Una cinta. Dobleces y re-versos. Sin comienzo ni fin. Moebius. Doblez del infinito. Una cinta. Un objeto que, al ser cortado, se transforma en otra cosa. Tal la idea del matemático. Tal el texto que aquí intentamos presentar.
MOEBIUS: libro donde distintas poéticas, como extremos de un mismo cordel, se doblan y desdoblan, en las voces de sus tres autoras.
Los puntos de intersección son uno de los efectos del vasto campo del poema. Y el encuentro se produce…
Poetas por demás disímiles, han comprendido que la poesía es diálogo. Allí donde Robert Frost escribe: «toda verdad es diálogo», tenemos los versos fundantes de
Hölderlin: «somos una conversación» o, en «VIENTO DEL PUEBLO», la dedicatoria de Miguel Hernández a Vicente Aleixandre: «...cada poeta que muere deja en manos de otro, como una herencia, un instrumento que viene rodando desde la eternidad de la nada a nuestro corazón esparcido.
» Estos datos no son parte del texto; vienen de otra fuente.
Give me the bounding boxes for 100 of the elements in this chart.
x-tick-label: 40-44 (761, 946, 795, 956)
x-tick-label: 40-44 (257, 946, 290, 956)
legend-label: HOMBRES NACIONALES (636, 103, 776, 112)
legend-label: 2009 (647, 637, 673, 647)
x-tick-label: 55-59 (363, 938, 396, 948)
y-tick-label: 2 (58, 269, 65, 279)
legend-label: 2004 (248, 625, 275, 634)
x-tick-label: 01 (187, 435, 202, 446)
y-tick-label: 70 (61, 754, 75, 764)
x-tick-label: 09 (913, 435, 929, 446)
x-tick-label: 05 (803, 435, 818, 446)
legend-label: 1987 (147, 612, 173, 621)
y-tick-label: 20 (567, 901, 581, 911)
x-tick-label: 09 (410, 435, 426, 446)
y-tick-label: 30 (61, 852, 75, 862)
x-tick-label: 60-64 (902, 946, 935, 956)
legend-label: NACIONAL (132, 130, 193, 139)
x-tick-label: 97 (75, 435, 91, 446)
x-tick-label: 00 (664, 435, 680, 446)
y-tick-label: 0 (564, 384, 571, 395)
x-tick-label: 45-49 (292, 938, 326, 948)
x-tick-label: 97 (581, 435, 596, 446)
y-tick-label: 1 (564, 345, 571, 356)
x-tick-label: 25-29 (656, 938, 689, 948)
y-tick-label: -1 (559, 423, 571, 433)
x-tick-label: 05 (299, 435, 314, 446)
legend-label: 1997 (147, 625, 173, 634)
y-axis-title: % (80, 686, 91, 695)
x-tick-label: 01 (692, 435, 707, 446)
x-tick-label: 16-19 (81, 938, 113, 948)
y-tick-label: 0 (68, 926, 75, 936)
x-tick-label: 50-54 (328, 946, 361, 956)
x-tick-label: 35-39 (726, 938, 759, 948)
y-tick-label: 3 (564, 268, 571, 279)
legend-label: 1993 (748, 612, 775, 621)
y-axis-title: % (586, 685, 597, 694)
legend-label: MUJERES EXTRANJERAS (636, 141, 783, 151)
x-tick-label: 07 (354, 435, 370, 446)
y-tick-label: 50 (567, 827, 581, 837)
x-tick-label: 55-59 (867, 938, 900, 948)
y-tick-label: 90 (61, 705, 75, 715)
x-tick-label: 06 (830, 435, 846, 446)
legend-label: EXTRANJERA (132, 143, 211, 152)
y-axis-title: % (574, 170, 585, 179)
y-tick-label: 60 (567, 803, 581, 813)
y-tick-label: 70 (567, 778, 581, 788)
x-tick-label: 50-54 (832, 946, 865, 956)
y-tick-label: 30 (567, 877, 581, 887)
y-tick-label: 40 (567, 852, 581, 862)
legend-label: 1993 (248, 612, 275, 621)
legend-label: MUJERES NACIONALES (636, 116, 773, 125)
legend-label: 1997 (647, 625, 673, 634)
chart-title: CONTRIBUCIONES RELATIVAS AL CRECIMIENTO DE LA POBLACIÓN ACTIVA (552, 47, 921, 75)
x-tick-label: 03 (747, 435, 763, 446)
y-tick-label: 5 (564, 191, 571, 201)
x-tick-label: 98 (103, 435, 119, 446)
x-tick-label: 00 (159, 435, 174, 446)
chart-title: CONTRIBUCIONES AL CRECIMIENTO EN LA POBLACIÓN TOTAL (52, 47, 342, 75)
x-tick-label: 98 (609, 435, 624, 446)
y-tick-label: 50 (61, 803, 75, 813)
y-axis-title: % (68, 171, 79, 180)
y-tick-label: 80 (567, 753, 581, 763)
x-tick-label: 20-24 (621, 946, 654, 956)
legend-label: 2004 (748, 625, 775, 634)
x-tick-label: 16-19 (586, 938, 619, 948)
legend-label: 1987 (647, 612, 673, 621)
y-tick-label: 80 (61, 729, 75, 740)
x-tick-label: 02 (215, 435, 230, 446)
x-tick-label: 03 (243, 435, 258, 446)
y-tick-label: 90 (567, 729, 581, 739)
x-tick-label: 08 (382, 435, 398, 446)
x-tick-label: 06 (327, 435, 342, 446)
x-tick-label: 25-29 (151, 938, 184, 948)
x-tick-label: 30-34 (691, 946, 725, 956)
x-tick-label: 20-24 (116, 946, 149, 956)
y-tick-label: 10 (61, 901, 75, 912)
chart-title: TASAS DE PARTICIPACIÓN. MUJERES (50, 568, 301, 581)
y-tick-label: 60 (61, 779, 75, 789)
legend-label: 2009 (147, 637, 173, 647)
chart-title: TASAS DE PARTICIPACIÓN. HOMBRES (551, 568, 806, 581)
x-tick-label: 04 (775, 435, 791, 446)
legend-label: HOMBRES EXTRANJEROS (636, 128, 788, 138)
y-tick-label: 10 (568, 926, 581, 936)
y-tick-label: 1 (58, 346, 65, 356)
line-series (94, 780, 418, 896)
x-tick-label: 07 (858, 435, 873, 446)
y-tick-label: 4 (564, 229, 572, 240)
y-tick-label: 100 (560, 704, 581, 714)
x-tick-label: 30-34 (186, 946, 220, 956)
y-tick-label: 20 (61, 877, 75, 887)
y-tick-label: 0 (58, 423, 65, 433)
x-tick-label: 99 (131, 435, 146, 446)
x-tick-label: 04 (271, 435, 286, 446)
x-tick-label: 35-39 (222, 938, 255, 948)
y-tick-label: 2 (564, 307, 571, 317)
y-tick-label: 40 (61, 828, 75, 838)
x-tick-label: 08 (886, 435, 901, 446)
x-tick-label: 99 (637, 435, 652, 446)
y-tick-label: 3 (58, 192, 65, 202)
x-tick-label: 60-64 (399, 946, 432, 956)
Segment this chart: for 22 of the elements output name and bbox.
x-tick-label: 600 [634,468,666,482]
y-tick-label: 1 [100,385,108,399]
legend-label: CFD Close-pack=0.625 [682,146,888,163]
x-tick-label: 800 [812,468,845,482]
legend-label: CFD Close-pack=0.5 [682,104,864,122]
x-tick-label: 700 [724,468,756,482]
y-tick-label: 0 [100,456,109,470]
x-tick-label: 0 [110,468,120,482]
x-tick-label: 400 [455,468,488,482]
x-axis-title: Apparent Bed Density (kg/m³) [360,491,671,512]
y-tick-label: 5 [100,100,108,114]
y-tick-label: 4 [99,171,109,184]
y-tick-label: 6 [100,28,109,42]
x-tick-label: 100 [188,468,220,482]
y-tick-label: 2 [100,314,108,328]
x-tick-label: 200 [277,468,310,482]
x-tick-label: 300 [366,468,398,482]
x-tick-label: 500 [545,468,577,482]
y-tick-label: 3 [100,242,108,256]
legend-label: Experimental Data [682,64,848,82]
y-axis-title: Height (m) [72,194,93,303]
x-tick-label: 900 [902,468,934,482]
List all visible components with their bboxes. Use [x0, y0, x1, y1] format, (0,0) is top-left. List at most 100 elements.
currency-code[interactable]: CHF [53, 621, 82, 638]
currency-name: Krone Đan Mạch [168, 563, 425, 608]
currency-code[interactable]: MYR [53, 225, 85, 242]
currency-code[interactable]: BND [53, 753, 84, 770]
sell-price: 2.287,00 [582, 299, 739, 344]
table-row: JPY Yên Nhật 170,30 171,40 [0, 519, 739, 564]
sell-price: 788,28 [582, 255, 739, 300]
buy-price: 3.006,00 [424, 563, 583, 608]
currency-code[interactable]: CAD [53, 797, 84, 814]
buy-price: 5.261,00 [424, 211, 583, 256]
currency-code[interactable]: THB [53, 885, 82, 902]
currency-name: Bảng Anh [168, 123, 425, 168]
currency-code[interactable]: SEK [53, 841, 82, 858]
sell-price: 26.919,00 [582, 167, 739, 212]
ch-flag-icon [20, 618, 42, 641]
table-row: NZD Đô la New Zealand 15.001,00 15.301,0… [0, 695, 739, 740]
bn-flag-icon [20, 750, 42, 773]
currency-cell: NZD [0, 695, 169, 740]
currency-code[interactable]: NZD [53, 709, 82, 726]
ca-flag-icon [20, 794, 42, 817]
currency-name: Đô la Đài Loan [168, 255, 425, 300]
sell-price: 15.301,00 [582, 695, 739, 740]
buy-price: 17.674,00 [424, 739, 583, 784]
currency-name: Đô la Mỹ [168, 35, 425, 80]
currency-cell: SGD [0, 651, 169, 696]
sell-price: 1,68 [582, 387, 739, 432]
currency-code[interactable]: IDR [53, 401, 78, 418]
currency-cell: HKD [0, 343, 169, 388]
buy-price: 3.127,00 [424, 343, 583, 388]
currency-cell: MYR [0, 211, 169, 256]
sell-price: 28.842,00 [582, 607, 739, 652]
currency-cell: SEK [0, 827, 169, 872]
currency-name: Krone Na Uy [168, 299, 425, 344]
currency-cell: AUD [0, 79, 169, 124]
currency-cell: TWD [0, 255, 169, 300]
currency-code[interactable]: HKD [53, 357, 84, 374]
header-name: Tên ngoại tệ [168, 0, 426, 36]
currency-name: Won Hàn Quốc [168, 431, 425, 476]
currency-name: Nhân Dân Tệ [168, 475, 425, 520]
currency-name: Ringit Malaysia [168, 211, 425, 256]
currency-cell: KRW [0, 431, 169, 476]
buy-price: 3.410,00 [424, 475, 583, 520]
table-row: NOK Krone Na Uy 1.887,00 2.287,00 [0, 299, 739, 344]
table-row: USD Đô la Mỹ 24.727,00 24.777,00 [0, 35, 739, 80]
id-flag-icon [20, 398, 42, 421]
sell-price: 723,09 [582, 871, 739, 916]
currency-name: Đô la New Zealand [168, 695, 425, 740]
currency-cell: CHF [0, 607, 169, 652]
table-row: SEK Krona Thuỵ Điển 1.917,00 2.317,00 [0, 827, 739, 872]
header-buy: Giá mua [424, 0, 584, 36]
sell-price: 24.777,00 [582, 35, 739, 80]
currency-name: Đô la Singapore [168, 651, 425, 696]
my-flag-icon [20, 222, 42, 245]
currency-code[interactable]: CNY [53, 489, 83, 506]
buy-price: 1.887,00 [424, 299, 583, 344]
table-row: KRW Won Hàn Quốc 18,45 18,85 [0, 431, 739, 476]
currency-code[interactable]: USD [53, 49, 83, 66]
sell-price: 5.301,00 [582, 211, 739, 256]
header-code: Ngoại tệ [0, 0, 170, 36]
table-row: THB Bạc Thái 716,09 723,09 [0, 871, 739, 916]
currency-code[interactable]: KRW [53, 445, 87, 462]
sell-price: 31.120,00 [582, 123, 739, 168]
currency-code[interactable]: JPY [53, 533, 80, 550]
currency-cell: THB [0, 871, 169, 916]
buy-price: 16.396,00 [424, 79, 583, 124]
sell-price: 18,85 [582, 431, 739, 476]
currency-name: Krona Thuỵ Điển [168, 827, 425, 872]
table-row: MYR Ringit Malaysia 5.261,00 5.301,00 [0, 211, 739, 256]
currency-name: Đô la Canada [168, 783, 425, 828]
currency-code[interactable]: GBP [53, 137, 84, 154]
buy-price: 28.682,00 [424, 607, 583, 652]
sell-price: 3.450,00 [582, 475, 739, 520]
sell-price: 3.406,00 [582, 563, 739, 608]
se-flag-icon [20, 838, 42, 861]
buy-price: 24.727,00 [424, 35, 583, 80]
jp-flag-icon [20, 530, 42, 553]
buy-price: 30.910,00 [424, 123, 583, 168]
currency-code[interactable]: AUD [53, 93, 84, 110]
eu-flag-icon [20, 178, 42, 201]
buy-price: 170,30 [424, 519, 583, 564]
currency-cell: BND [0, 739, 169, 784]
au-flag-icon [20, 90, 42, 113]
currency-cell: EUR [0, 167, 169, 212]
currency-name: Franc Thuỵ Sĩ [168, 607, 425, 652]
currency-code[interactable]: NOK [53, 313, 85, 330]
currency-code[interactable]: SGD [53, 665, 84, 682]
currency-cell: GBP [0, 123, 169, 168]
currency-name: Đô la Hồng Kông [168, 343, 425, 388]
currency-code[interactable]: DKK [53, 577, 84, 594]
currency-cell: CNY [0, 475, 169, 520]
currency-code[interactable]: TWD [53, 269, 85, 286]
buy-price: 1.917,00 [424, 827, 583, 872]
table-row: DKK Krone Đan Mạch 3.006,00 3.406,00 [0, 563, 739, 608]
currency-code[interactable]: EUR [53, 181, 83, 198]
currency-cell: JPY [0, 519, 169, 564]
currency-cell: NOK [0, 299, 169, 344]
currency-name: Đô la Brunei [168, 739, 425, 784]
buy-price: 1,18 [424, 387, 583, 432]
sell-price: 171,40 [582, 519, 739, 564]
Ante la sombra de dos poetas, nos levantamos otros dos, y ante la nuestra se levantarán otros dos de mañana... » .
Hallamos el mismo concepto en las «CARTAS DEL VIDENTE» de
Arthur Rimbaud: «...!Que el poeta estalle en su salto persiguiendo formas inauditas e innombrables: ya vendrán otros horribles trabajadores ¡Ellos empezarán a partir de los horizontes en los que el otro se haya desplomado!...».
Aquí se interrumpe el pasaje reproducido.